By Steven Cooke |
Last September, Michelle and I walked the Three Capes Track carrying everything ourselves. No pack transfers, no shortcuts. Just weight on our backs and some of the most raw, spectacular scenery Tasmania has to offer.
The track is beautifully built, but the packs change the deal. Every climb is earned. Every descent felt in the knees. The effort strips things back and sharpens the experience.
Then the views arrive.
Cliffs dropping clean into the Southern Ocean.
Dolerite columns standing there, unmoved and indifferent.
Wind, salt, scale.
You stop talking because there’s nothing useful to add.
Cape Pillar was the standout. Brutal wind, endless horizon, that humbling sense of being very small in a very old place. We stood there longer than planned, shoulders sore, completely present.
Each night ended the same way. Simple food, tired bodies, deep sleep. The kind you only get after honest miles.
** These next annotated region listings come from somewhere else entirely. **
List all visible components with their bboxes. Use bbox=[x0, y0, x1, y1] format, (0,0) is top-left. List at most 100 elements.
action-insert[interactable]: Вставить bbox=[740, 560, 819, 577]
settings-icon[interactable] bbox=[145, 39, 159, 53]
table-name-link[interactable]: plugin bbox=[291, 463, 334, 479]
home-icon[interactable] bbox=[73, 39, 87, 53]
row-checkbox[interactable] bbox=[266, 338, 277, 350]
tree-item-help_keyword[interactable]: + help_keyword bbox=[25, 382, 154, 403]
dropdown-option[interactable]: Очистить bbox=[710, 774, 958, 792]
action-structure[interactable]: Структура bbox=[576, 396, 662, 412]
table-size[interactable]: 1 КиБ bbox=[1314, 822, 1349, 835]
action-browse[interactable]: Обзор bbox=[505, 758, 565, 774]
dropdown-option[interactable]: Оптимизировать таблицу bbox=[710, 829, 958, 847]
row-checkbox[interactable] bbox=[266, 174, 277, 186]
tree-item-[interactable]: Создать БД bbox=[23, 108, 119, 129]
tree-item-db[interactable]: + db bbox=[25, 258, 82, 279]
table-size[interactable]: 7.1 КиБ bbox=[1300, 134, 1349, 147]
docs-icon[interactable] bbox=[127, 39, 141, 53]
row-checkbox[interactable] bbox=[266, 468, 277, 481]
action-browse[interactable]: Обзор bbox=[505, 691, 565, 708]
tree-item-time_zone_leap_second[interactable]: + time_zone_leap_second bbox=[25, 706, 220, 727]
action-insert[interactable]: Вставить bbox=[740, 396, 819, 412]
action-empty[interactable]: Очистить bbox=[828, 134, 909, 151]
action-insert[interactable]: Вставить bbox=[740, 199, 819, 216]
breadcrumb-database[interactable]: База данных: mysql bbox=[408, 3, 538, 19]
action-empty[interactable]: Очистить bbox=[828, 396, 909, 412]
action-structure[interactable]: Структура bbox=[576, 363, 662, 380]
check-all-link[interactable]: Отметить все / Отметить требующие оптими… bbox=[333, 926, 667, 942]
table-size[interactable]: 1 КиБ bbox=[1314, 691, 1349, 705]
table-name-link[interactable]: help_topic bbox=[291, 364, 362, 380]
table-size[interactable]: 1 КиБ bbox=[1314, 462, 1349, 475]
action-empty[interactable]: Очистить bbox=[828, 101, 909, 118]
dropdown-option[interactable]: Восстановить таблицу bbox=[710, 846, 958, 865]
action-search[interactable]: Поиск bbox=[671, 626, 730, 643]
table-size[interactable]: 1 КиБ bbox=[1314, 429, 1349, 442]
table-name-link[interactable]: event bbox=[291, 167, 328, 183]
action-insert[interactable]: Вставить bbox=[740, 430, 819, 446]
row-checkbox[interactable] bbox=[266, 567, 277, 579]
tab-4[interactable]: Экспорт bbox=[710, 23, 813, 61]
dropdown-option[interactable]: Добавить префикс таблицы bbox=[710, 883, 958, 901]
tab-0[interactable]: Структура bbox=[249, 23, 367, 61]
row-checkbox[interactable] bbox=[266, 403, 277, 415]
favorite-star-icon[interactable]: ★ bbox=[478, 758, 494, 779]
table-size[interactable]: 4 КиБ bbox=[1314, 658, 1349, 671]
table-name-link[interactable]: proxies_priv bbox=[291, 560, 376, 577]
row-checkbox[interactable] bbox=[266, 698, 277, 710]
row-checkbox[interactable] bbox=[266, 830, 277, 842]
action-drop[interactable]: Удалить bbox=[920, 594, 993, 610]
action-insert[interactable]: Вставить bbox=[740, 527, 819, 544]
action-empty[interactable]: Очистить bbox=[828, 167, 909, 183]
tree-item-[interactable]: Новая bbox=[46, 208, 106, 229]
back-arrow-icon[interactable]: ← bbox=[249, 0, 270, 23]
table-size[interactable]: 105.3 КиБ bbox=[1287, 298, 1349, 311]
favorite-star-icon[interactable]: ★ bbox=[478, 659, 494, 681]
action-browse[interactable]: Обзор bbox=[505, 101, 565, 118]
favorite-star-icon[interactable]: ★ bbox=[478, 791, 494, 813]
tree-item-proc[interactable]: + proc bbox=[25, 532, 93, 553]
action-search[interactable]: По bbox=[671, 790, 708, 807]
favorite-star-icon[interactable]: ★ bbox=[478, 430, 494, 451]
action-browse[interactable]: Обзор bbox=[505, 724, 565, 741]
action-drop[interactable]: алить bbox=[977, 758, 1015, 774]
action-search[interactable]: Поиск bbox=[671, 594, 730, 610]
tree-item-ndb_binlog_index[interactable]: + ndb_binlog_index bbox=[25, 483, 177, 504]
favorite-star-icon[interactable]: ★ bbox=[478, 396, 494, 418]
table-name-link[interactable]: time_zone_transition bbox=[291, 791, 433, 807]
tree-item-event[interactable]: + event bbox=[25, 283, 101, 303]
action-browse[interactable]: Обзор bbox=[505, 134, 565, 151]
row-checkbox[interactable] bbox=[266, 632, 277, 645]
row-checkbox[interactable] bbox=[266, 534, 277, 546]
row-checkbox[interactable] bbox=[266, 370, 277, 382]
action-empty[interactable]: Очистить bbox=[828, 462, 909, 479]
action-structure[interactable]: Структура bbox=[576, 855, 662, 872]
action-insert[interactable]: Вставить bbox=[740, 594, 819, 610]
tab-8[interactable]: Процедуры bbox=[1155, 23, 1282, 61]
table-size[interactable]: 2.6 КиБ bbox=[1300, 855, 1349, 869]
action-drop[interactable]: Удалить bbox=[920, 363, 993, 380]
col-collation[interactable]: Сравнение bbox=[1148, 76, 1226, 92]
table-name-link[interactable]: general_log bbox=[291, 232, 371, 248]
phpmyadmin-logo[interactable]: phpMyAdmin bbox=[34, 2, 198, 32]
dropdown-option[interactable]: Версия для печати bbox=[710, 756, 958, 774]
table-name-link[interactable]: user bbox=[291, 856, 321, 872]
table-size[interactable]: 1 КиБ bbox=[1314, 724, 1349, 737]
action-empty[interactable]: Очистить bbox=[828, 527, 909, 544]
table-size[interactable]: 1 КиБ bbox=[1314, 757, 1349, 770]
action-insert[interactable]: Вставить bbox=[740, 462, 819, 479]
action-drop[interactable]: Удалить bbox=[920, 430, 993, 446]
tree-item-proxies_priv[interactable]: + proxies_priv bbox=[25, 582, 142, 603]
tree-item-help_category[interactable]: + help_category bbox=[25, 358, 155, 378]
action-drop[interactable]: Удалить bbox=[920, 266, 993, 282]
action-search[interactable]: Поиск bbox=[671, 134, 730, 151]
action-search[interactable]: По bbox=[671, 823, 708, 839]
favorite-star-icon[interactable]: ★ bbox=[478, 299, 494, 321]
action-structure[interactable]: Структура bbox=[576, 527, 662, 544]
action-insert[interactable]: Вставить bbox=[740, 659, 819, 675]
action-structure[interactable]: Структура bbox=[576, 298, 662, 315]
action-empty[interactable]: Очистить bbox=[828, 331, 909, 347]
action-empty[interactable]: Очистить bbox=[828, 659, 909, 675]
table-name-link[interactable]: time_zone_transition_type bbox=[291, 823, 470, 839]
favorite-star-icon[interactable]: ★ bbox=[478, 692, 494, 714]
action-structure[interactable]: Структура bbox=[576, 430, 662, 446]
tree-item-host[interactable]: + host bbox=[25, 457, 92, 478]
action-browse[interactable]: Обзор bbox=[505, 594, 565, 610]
By Cape Hauy, the rhythm had settled in. Walk. Breathe. Adjust straps. Repeat. The final stretch back felt quiet and reflective, like the track had said what it needed to say.
The Three Capes isn’t just spectacular. It’s grounding.
Carrying your life on your back changes how you see it.
We finished tired, salt-stung, and lighter than when we started. Tasmania has a way of doing that.